Background and objectives: this study assessed variations in the blood parameters of patients with hematological disorders infected with HCV throughout a 12-week interferon-free treatment regimen. Materials and methods: We followed a total of 344 patients suffering from chronic hepatitis C, infected with the 1b genotype and concomitant hematological disorders, who benefited from the direct-acting antiviral (DAA) therapy in our clinic. Seven of the most routinely checked blood parameters were analyzed, namely, hemoglobin, leucocyte count, neutrophils, erythrocyte count, platelet count, ALT, and total bilirubin level. In total, 129 patients received a treatment scheme comprising ombitasvir, paritaprevir, ritonavir, and dasabuvir, while the 215 other patients received a sofosbuvir and ledipasvir regimen. Results: Patients enrolled in the study showed remarkably increased ALT levels in the first four weeks of DAA treatment, normalizing to levels below 40 U/L by the end of regimen.
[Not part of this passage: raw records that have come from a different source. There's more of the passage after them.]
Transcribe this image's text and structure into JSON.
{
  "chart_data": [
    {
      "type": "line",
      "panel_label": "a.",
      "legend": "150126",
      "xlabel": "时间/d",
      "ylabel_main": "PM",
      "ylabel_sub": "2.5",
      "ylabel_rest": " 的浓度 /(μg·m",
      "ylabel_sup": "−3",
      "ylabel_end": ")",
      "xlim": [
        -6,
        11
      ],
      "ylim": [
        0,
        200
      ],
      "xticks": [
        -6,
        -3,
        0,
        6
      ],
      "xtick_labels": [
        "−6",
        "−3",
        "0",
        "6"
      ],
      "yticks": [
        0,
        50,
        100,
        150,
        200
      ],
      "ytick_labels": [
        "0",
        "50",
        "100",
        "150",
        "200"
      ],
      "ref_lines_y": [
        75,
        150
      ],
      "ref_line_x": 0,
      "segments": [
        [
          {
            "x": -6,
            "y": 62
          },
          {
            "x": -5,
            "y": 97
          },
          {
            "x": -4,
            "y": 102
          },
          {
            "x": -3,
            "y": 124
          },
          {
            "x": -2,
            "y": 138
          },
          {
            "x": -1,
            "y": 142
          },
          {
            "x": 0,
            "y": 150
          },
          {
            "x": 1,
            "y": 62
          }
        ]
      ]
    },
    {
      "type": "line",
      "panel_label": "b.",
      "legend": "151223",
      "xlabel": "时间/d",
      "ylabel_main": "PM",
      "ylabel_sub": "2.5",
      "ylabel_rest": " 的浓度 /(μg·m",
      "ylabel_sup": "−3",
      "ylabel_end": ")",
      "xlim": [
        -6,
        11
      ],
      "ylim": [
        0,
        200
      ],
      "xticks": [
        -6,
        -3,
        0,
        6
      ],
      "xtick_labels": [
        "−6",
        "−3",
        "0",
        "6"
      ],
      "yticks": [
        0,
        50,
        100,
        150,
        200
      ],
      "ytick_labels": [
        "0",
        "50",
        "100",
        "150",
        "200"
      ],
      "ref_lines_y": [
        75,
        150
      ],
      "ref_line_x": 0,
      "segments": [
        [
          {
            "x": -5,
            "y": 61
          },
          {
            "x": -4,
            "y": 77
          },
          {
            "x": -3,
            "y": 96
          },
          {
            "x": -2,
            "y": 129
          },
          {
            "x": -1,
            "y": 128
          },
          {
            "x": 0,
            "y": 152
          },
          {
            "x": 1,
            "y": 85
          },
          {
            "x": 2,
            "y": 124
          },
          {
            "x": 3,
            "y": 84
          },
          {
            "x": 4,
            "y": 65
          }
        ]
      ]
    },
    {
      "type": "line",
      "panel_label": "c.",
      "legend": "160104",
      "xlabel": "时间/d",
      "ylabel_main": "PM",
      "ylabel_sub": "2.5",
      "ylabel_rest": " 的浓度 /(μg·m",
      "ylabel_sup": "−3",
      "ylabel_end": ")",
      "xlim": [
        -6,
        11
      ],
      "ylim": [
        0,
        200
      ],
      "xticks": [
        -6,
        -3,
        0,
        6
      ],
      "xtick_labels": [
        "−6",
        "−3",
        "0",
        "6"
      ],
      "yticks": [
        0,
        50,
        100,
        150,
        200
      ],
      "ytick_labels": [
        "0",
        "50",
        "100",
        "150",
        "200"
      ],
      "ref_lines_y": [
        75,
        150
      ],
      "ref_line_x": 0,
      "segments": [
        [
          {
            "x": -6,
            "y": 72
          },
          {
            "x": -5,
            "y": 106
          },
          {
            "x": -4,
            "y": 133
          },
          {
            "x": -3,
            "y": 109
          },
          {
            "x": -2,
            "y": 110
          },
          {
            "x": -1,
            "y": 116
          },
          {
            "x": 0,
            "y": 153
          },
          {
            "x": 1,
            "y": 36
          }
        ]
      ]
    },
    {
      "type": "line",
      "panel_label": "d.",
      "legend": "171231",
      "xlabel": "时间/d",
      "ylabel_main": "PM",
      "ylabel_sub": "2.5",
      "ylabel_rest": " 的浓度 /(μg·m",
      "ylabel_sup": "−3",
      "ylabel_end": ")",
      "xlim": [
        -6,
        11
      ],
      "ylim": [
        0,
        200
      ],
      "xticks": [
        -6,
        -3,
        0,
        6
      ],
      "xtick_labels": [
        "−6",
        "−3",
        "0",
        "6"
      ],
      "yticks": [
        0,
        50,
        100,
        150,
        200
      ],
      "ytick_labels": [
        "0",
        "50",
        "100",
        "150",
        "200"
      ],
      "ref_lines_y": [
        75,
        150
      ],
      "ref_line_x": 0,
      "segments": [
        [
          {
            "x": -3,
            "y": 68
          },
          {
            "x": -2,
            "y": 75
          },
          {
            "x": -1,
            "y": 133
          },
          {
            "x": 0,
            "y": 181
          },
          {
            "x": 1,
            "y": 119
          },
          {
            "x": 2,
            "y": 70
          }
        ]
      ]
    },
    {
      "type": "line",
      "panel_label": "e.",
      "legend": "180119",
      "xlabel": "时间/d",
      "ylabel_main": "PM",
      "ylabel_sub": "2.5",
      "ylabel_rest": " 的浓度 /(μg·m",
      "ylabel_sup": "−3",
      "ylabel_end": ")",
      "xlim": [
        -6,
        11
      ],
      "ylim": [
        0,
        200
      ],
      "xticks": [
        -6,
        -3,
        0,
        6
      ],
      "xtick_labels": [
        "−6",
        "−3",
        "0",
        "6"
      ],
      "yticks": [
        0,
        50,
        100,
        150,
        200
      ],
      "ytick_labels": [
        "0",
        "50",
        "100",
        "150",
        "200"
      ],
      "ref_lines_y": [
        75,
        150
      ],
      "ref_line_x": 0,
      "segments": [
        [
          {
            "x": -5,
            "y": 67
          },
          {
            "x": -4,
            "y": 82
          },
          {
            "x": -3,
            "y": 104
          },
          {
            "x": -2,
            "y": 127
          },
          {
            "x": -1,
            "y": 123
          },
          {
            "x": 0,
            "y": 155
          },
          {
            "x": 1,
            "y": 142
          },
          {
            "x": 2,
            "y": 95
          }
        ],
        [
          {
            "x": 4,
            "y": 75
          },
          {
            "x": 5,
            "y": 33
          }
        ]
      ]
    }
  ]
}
There were no other blood parameters that worsened throughout the 12-week regimen to levels below our laboratory's normal range. After 12 weeks of DAA therapy, 309 patients (90%) achieved SVR. Conclusions: Our findings are consistent in evaluating the efficacy and tolerability of direct-acting antivirals for 1b genotype HCV infected patients with associated hematological malignancies under remission, and other hematological disturbances, that were previously unsuccessfully treated with a pegylated interferon regimen. Thus, paving a pathway for government-funded programs being implemented in this direction.